Words cannot express how proud I am of this part of the university. These individuals provide compassionate clinical care, shape health-care policy, develop innovative tools and treatments, and advance basic science research that drives medical breakthroughs. Washington University School of Medicine is also a catalyst in the St. Louis biotech and startup scene.
The numbers alone are impressive, and they convey the breadth of work that takes place here. In 2020, we counted 1.3 million outpatient visits; 286 patent filings; and a $7.6 billion dollar impact on the St. Louis regional economy. And 2021 brought an all-time high of $575.8 million in National Institutes of Health research funding, putting us 4th in the nation for federal medical research investment.

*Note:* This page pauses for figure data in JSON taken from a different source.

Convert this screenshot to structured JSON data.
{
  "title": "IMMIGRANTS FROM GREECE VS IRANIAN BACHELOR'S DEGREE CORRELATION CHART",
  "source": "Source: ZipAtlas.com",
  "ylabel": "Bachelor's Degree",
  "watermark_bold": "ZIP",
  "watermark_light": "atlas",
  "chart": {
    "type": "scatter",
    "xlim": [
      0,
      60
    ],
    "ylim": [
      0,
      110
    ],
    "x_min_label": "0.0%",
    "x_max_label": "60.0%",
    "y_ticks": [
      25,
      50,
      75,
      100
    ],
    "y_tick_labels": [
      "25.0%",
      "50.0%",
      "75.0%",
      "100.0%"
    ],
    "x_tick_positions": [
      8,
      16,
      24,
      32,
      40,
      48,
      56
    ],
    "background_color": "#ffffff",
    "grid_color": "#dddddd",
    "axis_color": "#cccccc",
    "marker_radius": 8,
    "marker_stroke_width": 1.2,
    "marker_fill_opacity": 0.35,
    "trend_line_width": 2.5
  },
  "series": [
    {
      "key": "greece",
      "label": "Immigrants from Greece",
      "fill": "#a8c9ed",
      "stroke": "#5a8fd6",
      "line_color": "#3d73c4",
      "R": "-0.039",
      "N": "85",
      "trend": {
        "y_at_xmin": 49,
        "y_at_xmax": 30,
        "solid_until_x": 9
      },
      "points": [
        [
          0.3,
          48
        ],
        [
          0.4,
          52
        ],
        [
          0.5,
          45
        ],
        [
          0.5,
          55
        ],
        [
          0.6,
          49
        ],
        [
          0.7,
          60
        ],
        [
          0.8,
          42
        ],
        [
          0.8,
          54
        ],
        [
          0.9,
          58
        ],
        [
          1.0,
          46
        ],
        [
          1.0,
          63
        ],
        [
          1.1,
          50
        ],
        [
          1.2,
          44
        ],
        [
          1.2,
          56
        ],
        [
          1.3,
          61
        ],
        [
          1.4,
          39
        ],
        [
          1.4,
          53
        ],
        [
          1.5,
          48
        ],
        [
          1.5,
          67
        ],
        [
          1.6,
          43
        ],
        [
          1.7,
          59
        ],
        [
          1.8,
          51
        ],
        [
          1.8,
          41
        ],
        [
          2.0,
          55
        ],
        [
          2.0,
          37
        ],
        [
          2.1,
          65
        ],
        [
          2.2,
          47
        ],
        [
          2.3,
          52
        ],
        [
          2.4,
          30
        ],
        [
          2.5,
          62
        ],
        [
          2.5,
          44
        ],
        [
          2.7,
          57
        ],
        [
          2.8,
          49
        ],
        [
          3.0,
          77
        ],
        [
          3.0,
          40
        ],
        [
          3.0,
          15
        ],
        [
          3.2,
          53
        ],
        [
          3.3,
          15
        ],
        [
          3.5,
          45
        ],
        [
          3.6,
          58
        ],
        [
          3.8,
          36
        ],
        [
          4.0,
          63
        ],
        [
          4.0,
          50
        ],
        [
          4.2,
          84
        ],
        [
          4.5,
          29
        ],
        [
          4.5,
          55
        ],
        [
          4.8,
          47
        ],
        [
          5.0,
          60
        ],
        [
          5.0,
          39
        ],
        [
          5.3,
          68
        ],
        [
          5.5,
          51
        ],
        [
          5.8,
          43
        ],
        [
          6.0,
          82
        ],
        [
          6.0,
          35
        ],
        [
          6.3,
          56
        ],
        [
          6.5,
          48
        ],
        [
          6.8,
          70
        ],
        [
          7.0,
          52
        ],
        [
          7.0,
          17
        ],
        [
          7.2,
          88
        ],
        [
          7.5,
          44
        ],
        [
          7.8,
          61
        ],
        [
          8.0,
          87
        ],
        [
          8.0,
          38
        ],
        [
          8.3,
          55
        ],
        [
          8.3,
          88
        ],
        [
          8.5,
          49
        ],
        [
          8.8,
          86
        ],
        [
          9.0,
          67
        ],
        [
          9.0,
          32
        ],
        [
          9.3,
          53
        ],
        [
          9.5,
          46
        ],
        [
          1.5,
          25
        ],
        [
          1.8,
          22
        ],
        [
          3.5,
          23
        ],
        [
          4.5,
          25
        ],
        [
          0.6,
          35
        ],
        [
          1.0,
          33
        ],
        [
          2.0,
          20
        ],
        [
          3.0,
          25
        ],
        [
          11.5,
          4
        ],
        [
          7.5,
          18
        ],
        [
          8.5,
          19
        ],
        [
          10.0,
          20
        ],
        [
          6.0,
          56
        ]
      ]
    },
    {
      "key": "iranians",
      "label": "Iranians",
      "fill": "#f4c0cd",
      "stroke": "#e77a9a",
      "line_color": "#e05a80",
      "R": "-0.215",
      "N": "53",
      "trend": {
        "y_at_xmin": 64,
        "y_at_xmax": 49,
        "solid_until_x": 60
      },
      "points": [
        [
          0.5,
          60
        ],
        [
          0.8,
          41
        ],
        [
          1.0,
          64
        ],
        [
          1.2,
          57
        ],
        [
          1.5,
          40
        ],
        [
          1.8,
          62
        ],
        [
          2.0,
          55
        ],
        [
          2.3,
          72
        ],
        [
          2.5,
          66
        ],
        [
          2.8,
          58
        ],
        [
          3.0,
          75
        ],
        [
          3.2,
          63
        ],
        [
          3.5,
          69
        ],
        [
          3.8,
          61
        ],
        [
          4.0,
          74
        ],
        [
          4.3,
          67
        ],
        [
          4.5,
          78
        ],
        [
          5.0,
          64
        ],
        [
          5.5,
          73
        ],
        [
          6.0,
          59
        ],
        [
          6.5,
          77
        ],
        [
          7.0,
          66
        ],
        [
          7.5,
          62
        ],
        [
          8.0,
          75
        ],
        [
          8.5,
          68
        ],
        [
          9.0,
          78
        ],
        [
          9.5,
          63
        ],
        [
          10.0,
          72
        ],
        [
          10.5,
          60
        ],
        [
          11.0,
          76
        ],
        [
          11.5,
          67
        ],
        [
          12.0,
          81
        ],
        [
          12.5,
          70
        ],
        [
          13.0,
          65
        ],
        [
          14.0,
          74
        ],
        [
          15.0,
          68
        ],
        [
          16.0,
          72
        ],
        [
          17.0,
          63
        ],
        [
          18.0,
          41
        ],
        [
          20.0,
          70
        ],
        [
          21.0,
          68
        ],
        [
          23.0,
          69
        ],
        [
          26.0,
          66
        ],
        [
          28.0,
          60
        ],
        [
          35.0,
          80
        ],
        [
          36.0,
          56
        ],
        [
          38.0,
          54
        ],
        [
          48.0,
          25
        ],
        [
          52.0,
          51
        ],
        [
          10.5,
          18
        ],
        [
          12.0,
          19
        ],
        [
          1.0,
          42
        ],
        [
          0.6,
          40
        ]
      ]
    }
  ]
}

Washington University School of Medicine is well-known for its culture of camaraderie, and this point of distinction is evident the moment you step onto the Medical Campus. Our brilliant scientists and administrators are also devoted mentors and compassionate leaders. Our labs are second homes for many of our scholars and technicians — in a good way!
The longstanding commitment to excellence and the foundational culture of support made a world of difference when our medical school colleagues were required to mobilize in response to the COVID-19 pandemic. Our people put their gifts to work without hesitation, caring for patients, creating an innovative COVID saliva test kit, developing an intranasal vaccine, studying the potential therapeutic role of the widely-available drug flovoxamine, and more.
We owe the health-care workers at the School of Medicine a debt of gratitude for their contributions to regional and world health during the past two years. We also owe them relief from their heavy burden, insofar as we have influence. To that end, as WashU’s leaders make decisions for the Danforth Campus schools and our entire university, we are careful to consider the implications for our medical school colleagues now more than ever.
And as we look ahead to yet another spring altered by COVID restrictions, I encourage each of you, wherever you find yourselves, to renew your commitment to measures that protect your health and the health of your community. As for me, I will stay motivated by remembering the selflessness exhibited over the past two years by my heroes: the students, faculty and staff at Washington University School of Medicine.